The first menu, he says, was huge and cheap, with items like short rib empanadas, steak tartare and squid ink orecchiette, a New American style not unlike what is served today. Buccan is loud, casual and focused on what emanates from the brick oven. A mailbox store adjacent to Buccan went out of business, and in 2012, Imoto, which means little sister in Japanese, was born.
“It’s much quieter, a little more chill,” says Conley, who has no formal culinary training and honed his skills on the job. “It’s a completely opposite experience from Buccan.”
The next year they added The Sandwich Shop, taking over a nearby florist’s shop, mostly for the storage and office space. But with 150 square feet of storefront, they started selling sandwiches and smoking and sous viding their own meats. Keeping up the momentum, Conley opened Grato in January 2016.
“It started out pretty traditional Italian. Now, it’s got some traditional elements but is a little more creative than it was originally. That’s what people expect from us.”

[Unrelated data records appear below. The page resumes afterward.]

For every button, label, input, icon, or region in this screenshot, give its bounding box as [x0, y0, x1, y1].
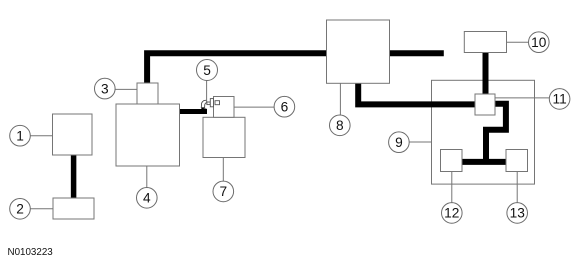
svg-text:3: 3: [101, 81, 109, 96]
svg-text:11: 11: [552, 92, 566, 107]
svg-text:5: 5: [203, 63, 211, 78]
svg-text:10: 10: [531, 35, 547, 50]
svg-text:2: 2: [16, 202, 24, 217]
svg-text:9: 9: [395, 135, 403, 150]
svg-text:1: 1: [16, 129, 24, 144]
svg-text:6: 6: [281, 100, 289, 115]
svg-text:N0103223: N0103223: [8, 247, 54, 258]
svg-text:4: 4: [143, 191, 151, 206]
svg-text:13: 13: [510, 206, 526, 221]
svg-text:8: 8: [336, 118, 344, 133]
svg-text:7: 7: [219, 184, 227, 199]
svg-text:12: 12: [444, 206, 459, 221]
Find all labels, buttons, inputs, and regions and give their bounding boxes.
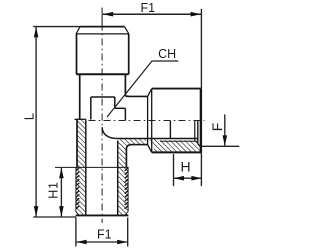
- hatch right wall: [117, 139, 201, 168]
- thread runout white gap: [145, 138, 156, 154]
- bottom male thread: [55, 167, 129, 215]
- svg-text:F: F: [209, 123, 225, 132]
- svg-text:F1: F1: [97, 228, 112, 242]
- dimension F1 top: [103, 9, 202, 89]
- dimension F1 bottom: [76, 218, 128, 247]
- side port: [117, 89, 201, 153]
- dimension H: [174, 152, 202, 186]
- hatch left wall: [76, 119, 86, 215]
- wire: horizontal centre line of side port: [88, 120, 205, 122]
- hex head: [76, 27, 129, 75]
- dimension L: [33, 27, 80, 217]
- dimension F: [202, 114, 240, 146]
- bore walls: [86, 119, 118, 215]
- svg-text:CH: CH: [158, 47, 176, 61]
- svg-text:H1: H1: [46, 181, 60, 199]
- dimension H1: [60, 168, 62, 217]
- svg-text:F1: F1: [141, 1, 156, 15]
- svg-text:L: L: [21, 113, 36, 120]
- wire: vertical centre line of body: [101, 8, 103, 27]
- hatch bottom-right wall: [118, 167, 128, 215]
- internal cavity window: [91, 97, 126, 121]
- thread teeth left: [75, 167, 77, 211]
- internal thread lines: [117, 138, 197, 140]
- thread teeth right: [127, 167, 129, 211]
- body below hex: [75, 74, 130, 167]
- svg-text:H: H: [181, 159, 191, 175]
- funnel curve: [102, 127, 117, 138]
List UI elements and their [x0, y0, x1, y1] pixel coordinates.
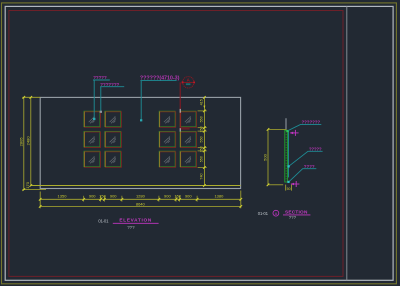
- bottom dim extension tick: [158, 196, 160, 202]
- right dim extension line: [198, 147, 207, 149]
- section 500 dim line: [267, 129, 269, 184]
- panel A22 olive left edge: [104, 132, 106, 148]
- section label mid dot: [288, 165, 290, 167]
- section panel green strip: [285, 130, 288, 182]
- panel B11 olive left edge: [158, 112, 160, 128]
- right dim tick mark: [203, 126, 206, 129]
- section wall stud gray line: [285, 118, 287, 129]
- label frame underline: [100, 86, 124, 88]
- svg-text:170: 170: [25, 181, 30, 188]
- overall dim tick mark: [39, 205, 42, 208]
- panel A22 inner green frame: [105, 131, 121, 147]
- section label top leader: [288, 125, 321, 131]
- bottom dim extension line right: [240, 191, 242, 209]
- panel A21 inner green frame: [84, 131, 100, 147]
- svg-text:SECTION: SECTION: [285, 210, 308, 215]
- section top node dot: [286, 130, 288, 132]
- panel A21 glyph: [89, 136, 95, 143]
- left outer dim line: [23, 97, 25, 189]
- panel B11 outer red frame: [160, 112, 176, 128]
- svg-text:1280: 1280: [136, 194, 146, 199]
- panel B12 outer red frame: [181, 112, 197, 128]
- panel B32 inner green frame: [180, 151, 196, 167]
- elevation title underline: [113, 222, 159, 224]
- bottom dim tick mark: [196, 198, 199, 201]
- svg-text:550: 550: [200, 156, 204, 162]
- left dim bottom extension: [22, 189, 46, 191]
- right dim extension line: [198, 150, 207, 152]
- section 500 dim top extension: [268, 128, 287, 130]
- panel B22 glyph: [185, 136, 191, 143]
- bottom dim extension tick: [175, 196, 177, 202]
- right dim tick mark: [203, 146, 206, 149]
- right dim tick mark: [203, 130, 206, 133]
- bottom dim tick mark: [158, 198, 161, 201]
- section cut white tick top: [179, 109, 181, 113]
- svg-text:900: 900: [185, 194, 192, 199]
- panel A11 glyph: [89, 116, 95, 123]
- svg-text:???????: ???????: [302, 120, 321, 125]
- panel B21 inner green frame: [159, 131, 175, 147]
- svg-text:50: 50: [287, 187, 291, 191]
- right dim extension line: [198, 110, 207, 112]
- right dim tick mark: [203, 96, 206, 99]
- panel A32 inner green frame: [105, 151, 121, 167]
- section panel hatch: [285, 132, 287, 182]
- svg-text:550: 550: [200, 116, 204, 122]
- left dim top extension: [22, 96, 40, 98]
- svg-text:01-01: 01-01: [98, 218, 109, 223]
- panel A32 glyph: [110, 156, 116, 163]
- bottom dim extension tick: [103, 196, 105, 202]
- section level arrow top: [290, 130, 299, 136]
- section label bottom dot: [287, 181, 289, 183]
- panel A12 outer red frame: [106, 112, 122, 128]
- panel B21 outer red frame: [160, 132, 176, 148]
- panel A21 outer red frame: [85, 132, 101, 148]
- svg-text:?????: ?????: [309, 146, 322, 151]
- detail callout divider: [182, 81, 194, 83]
- bottom dim extension line left: [39, 192, 41, 209]
- panel B12 glyph: [185, 116, 191, 123]
- panel B31 inner green frame: [159, 151, 175, 167]
- bottom dim tick mark: [82, 198, 85, 201]
- svg-text:900: 900: [164, 194, 171, 199]
- section 500 dim bottom extension: [268, 184, 283, 186]
- label hardware underline: [93, 79, 110, 81]
- svg-text:???: ???: [127, 225, 135, 230]
- panel A22 outer red frame: [106, 132, 122, 148]
- svg-text:???: ???: [289, 215, 297, 220]
- panel A32 outer red frame: [106, 152, 122, 168]
- svg-text:ELEVATION: ELEVATION: [119, 218, 152, 223]
- detail callout number bar: [186, 83, 191, 85]
- label paint leader line: [140, 81, 142, 120]
- bottom dim tick mark: [103, 198, 106, 201]
- bottom dim extension tick: [196, 196, 198, 202]
- section cut line: [180, 82, 189, 128]
- panel A31 inner green frame: [84, 151, 100, 167]
- svg-text:900: 900: [110, 194, 117, 199]
- svg-text:?????: ?????: [93, 75, 107, 80]
- left dim tick mark: [30, 184, 33, 187]
- panel B22 inner green frame: [180, 131, 196, 147]
- wall base line: [31, 185, 241, 187]
- svg-text:01-01: 01-01: [258, 211, 269, 216]
- panel A22 glyph: [110, 136, 116, 143]
- drawing red frame: [9, 11, 343, 277]
- bottom dim extension tick: [100, 196, 102, 202]
- right dim tick mark: [203, 184, 206, 187]
- svg-text:A: A: [275, 211, 278, 216]
- label paint underline: [140, 80, 176, 82]
- panel B11 glyph: [164, 116, 170, 123]
- panel B32 glyph: [185, 156, 191, 163]
- overall dim tick mark: [240, 205, 243, 208]
- bottom dim tick mark: [240, 198, 243, 201]
- detail callout end dots: [182, 82, 184, 84]
- right dim extension line: [198, 130, 207, 132]
- svg-text:2480: 2480: [25, 136, 30, 146]
- label paint leader dot: [140, 119, 142, 121]
- panel A31 olive left edge: [83, 152, 85, 168]
- panel B22 outer red frame: [181, 132, 197, 148]
- section level arrow bottom: [291, 181, 300, 187]
- svg-text:150: 150: [99, 194, 106, 199]
- title block divider line: [346, 6, 348, 280]
- bottom dim tick mark: [39, 198, 42, 201]
- right dim top arrow: [203, 106, 205, 109]
- bottom dim extension tick: [83, 196, 85, 202]
- right dim tick mark: [203, 150, 206, 153]
- panel B31 outer red frame: [160, 152, 176, 168]
- panel A31 glyph: [89, 156, 95, 163]
- bottom dimension chain line: [40, 198, 241, 200]
- bottom dim extension tick: [179, 196, 181, 202]
- svg-text:2805: 2805: [18, 137, 23, 147]
- bottom dim tick mark: [178, 198, 181, 201]
- section title underline: [283, 214, 310, 216]
- bottom dim extension tick: [121, 196, 123, 202]
- section 500 dim ticks: [267, 128, 270, 131]
- panel B12 inner green frame: [180, 111, 196, 127]
- bottom dim tick mark: [99, 198, 102, 201]
- section bottom 50 dim: [286, 185, 292, 192]
- panel A31 outer red frame: [85, 152, 101, 168]
- svg-text:550: 550: [200, 136, 204, 142]
- panel B31 olive left edge: [158, 152, 160, 168]
- detail callout circle A: [183, 77, 194, 88]
- label hardware leader line: [93, 80, 95, 118]
- svg-text:1350: 1350: [58, 194, 68, 199]
- panel B21 glyph: [164, 136, 170, 143]
- svg-text:150: 150: [174, 194, 181, 199]
- left dim tick mark: [30, 96, 33, 99]
- svg-text:8640: 8640: [136, 202, 146, 207]
- svg-text:150: 150: [200, 146, 204, 152]
- section title circle A: [273, 210, 279, 216]
- panel B11 inner green frame: [159, 111, 175, 127]
- panel A12 glyph: [110, 116, 116, 123]
- left inner dim line: [30, 97, 32, 185]
- bottom dim tick mark: [175, 198, 178, 201]
- panel B22 olive left edge: [179, 132, 181, 148]
- section cut white tick bottom: [179, 128, 181, 131]
- right dim tick mark: [203, 166, 206, 169]
- panel A12 olive left edge: [104, 112, 106, 128]
- panel A11 outer red frame: [85, 112, 101, 128]
- panel A21 olive left edge: [83, 132, 85, 148]
- svg-text:900: 900: [89, 194, 96, 199]
- panel A32 olive left edge: [104, 152, 106, 168]
- section label mid leader: [289, 151, 323, 166]
- label hardware leader dot: [93, 118, 95, 120]
- section glass cyan line: [288, 131, 290, 177]
- bottom overall dimension line: [40, 205, 241, 207]
- left dim tick mark: [23, 96, 26, 99]
- left dim tick mark: [23, 188, 26, 191]
- label frame leader line: [100, 87, 102, 112]
- label frame leader dot: [100, 111, 102, 113]
- panel A11 inner green frame: [84, 111, 100, 127]
- right dim extension line: [198, 167, 207, 169]
- right dim chain line: [203, 97, 205, 186]
- panel B12 olive left edge: [179, 112, 181, 128]
- svg-text:415: 415: [200, 99, 204, 105]
- bottom dim tick mark: [121, 198, 124, 201]
- panel A12 inner green frame: [105, 111, 121, 127]
- panel B32 olive left edge: [179, 152, 181, 168]
- section label bottom leader: [289, 169, 317, 182]
- panel B21 olive left edge: [158, 132, 160, 148]
- panel A11 olive left edge: [83, 112, 85, 128]
- panel B32 outer red frame: [181, 152, 197, 168]
- panel B31 glyph: [164, 156, 170, 163]
- right dim tick mark: [203, 110, 206, 113]
- svg-text:1380: 1380: [214, 194, 224, 199]
- svg-text:500: 500: [262, 153, 267, 160]
- svg-text:740: 740: [200, 173, 204, 179]
- svg-text:150: 150: [200, 126, 204, 132]
- right dim extension line: [198, 127, 207, 129]
- wall elevation outline: [40, 97, 240, 188]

Conley won’t speculate on precisely what’s next, but there’s no doubt he’s shifted the thinking in the once-conservative food culture of the tony island. Until the next project emerges, he’s got enough on his plate: He and his wife, Averill, whom he met at Florida State, have two children—Camden, 3, and Micaela, 6.
Last year, the couple planted a big garden for the restaurants, with six raised beds, each 10 feet by 50 feet. “Okra, eggplant, zucchini, radishes—we fumbled around for a while, then I hired a proper gardener.” Conley, who once lived in Tokyo, loves Japanese flavors, as well as Peruvian cuisine, raw dishes and those that make good use of acid and spiciness. And he thinks Palm Beach County is up for the ride.
“We’re not in Miami,” he says. “But Palm Beach has an equally sophisticated palate. There’s that cliche about older rich white people, but there’s been an influx of another generation.”
Still, Conley maintains he doesn’t really think about crafting food for any particular audience.
“It’s about how I would want to eat. That’s what Todd did. He just made food he thought was delicious.”